Furious work. The "Duchesse de Langeais" costs me more than I can tell you. In my opinion it is colossal in work, but it will be little appreciated by the crowd. My publisher refuses me any money for my month's bills; here I am constrained to a thousand annoying efforts, and shall I succeed? he is right; he represents Madame Bêchet, and tells me he can't ask her to pay in advance; the new Part must absolutely be brought out. So I send you a thousand tendernesses. Here, reading this line, you must think that the heart of your lover was full of love, that he had need to write to you a thousand gracious things, but that he must be silent and work! Till to-morrow.
Thursday, 20, five o'clock.
My mother, sister, and brother-in-law are coming to dinner to talk over affairs. I have worked since one hour after midnight till three hours after midday without leaving off. Now, angel of mine, decidedly you will shudder, you will palpitate, when you read the "Duchesse de Langeais," for it is the greatest thing in women that I have so far done. No woman of this Faubourg resembles her.
You have a thousand thoughts of love, a thousand caresses, a thousand prettinesses. I think of you and your pleasure when I hear my name uttered gloriously everywhere. I wish to become great for a sentiment greater still.
Till to-morrow. A kiss to the wife, a little pigeonnerie to Eve. A thousand souls for you in my soul.
Friday, 21.
I have your letter, the second letter written to your dearest one. Mon Dieu! how I love you! The thousand desires, the hopes of happiness which fired my heart at each turn of the wheel as I went to Neufchâtel, the certain delights that I went to find in Geneva and which made you sublime, ravishing, in short a wife, forever mine,—well, I have felt all those divers emotions once more, augmented by dear joys, by the adorable security of an angel in his sky.

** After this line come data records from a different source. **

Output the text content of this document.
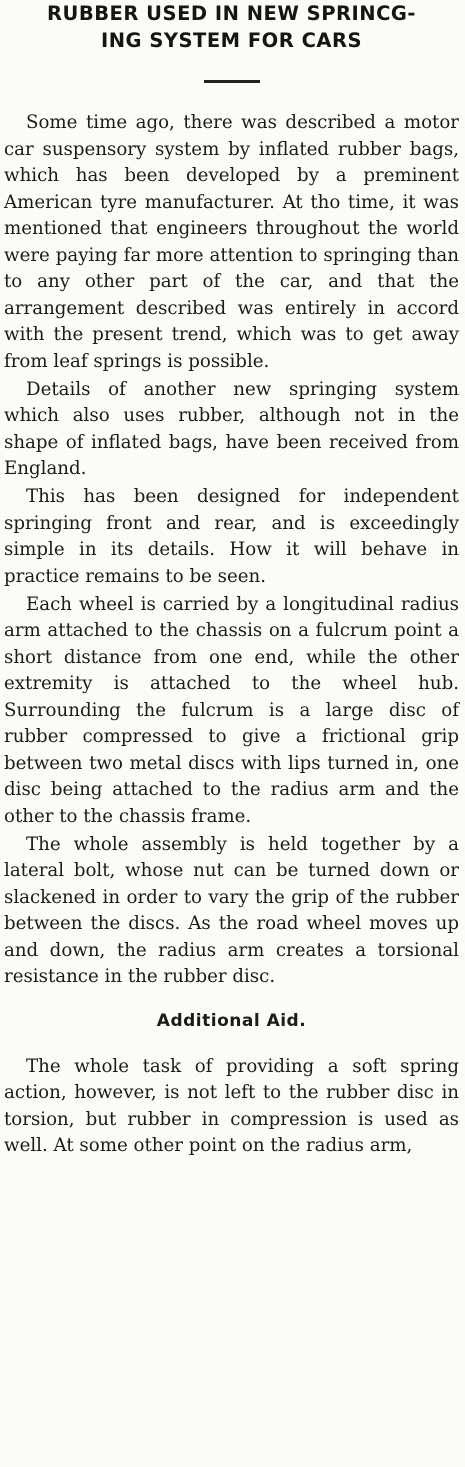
RUBBER USED IN NEW SPRINCG-
ING SYSTEM FOR CARS

Some time ago, there was described a motor car suspensory system by inflated rubber bags, which has been developed by a preminent American tyre manufacturer. At tho time, it was mentioned that engineers throughout the world were paying far more attention to springing than to any other part of the car, and that the arrangement described was entirely in accord with the present trend, which was to get away from leaf springs is possible.

Details of another new springing system which also uses rubber, although not in the shape of inflated bags, have been received from England.

This has been designed for independent springing front and rear, and is exceedingly simple in its details. How it will behave in practice remains to be seen.

Each wheel is carried by a longitudinal radius arm attached to the chassis on a fulcrum point a short distance from one end, while the other extremity is attached to the wheel hub. Surrounding the fulcrum is a large disc of rubber compressed to give a frictional grip between two metal discs with lips turned in, one disc being attached to the radius arm and the other to the chassis frame.

The whole assembly is held together by a lateral bolt, whose nut can be turned down or slackened in order to vary the grip of the rubber between the discs. As the road wheel moves up and down, the radius arm creates a torsional resistance in the rubber disc.

Additional Aid.

The whole task of providing a soft spring action, however, is not left to the rubber disc in torsion, but rubber in compression is used as well. At some other point on the radius arm,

Oh! my love, what rapid wings have borne me near to you! Yes, my thought has kissed your magnificent forehead, my heart has been in your heart, my thought in your beautiful hair, and my mouth—I dare not say, but certainly it breathed love and kissed you with unheard-of ardour. Oh! dear Eve, dear treasure of happiness, dear, noble soul, dear light, dear world, my only happiness, how shall I tell you fully that I felt there that I loved you in æternum? I ought to have read that letter on my knees before your portrait! What courage you communicate to me!
Eh bien, I am glad at what you inform me of. To have it so, it must be the fruit of conscientious thought. Oh! dear darling, I want that this other you, this other we, well, I wish he may have all that can flatter the vanities of a mother, that he may be tall, that he have your forehead, my energy, that he be handsome and noble, a great heart and a fine soul. For all that, wisdom! At Vienna, my love, at Vienna, we will try. What delights in chastity, in fame, in work that has an object. Fidelity, fame, toil, all that for a woman, one only, for her whose love shines already upon me for all my life. Yes, Eva, Eva of love, my beautiful and noble mistress, my pretty, naïve servant, my great sovereign, my fairy, my flower, yes, you light all things! Persist in your projects; be a woman as superior in your conduct as you are in your plans. Be as strong in your house as you are in your love.
Oh! your letters, they ravish me, they stir me; oh! you make me dote upon you! What a soul, what a heart, what a dear mind! You crown my ambitions, and yesterday I was saying to Mme. de B... that you were—you, the unknown of Geneva and Neufchâtel—the realization of the ambitious programme I had made of a woman.